Let $$S = \{n \in N, \begin{pmatrix} 0 & i \\ 1 & 0 \end{pmatrix}^n \begin{pmatrix} a & b \\ c & d \end{pmatrix}= \begin{pmatrix} a & b \\ c & d \end{pmatrix}$$ $$\forall a, b, c, d \in R$$, where $$i = \sqrt{-1}\}$$. Then the number of 2-digit numbers in the set $$S$$ is ___.

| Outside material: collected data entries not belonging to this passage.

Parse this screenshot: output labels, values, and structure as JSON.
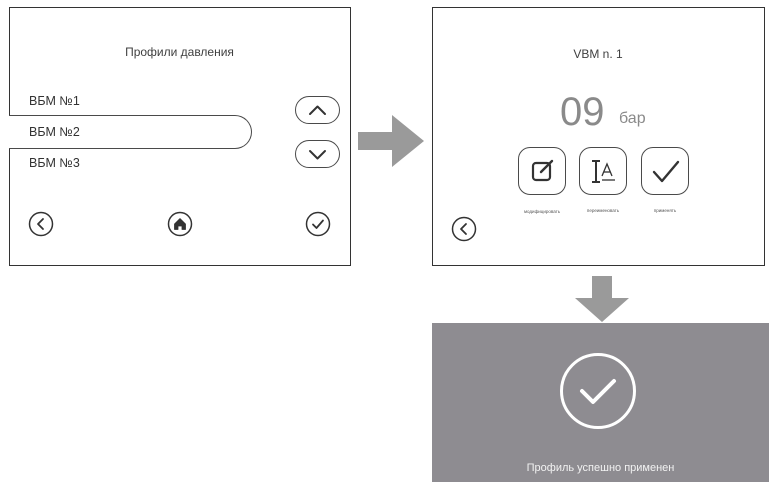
{
  "profiles_screen": {
    "title": "Профили давления",
    "items": [
      {
        "label": "ВБМ №1",
        "selected": false
      },
      {
        "label": "ВБМ №2",
        "selected": true
      },
      {
        "label": "ВБМ №3",
        "selected": false
      }
    ],
    "icons": {
      "up": "chevron-up-icon",
      "down": "chevron-down-icon",
      "back": "back-arrow-icon",
      "home": "home-icon",
      "confirm": "checkmark-icon"
    }
  },
  "profile_detail_screen": {
    "title": "VBM n. 1",
    "pressure_value": "09",
    "pressure_unit": "бар",
    "actions": [
      {
        "label": "модифицировать",
        "icon": "edit-icon"
      },
      {
        "label": "переименовать",
        "icon": "rename-icon"
      },
      {
        "label": "применять",
        "icon": "checkmark-icon"
      }
    ],
    "icons": {
      "back": "back-arrow-icon"
    }
  },
  "success_screen": {
    "message": "Профиль успешно применен",
    "icon": "checkmark-circle-icon",
    "background_color": "#8e8c91"
  },
  "flow_arrows": {
    "color": "#9a9a9a"
  }
}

Let $$M=\begin{pmatrix} 0&i\\ 1&0 \end{pmatrix}$$

We require

$$M^nA=A \qquad\forall A$$

This is possible only when $$M^n=I$$

Now,

$$M^2=\begin{pmatrix}0&i\\1&0\end{pmatrix}\begin{pmatrix}0&i\\1&0\end{pmatrix}=\begin{pmatrix}i&0\\0&i\end{pmatrix}=iI$$

Hence,

$$M^4=(iI)^2=-I$$ and $$M^8=(-I)^2=I$$

Therefore,

$$M^n=I \iff 8\mid n$$

Now count two-digit multiples of $$8.$$

Smallest two-digit multiple: $$16$$

Largest two-digit multiple: $$96$$

Thus number of terms is $$\frac{96-16}{8}+1$$

$$=10+1$$

$$=11$$

Hence, the required answer is $$\boxed{11}$$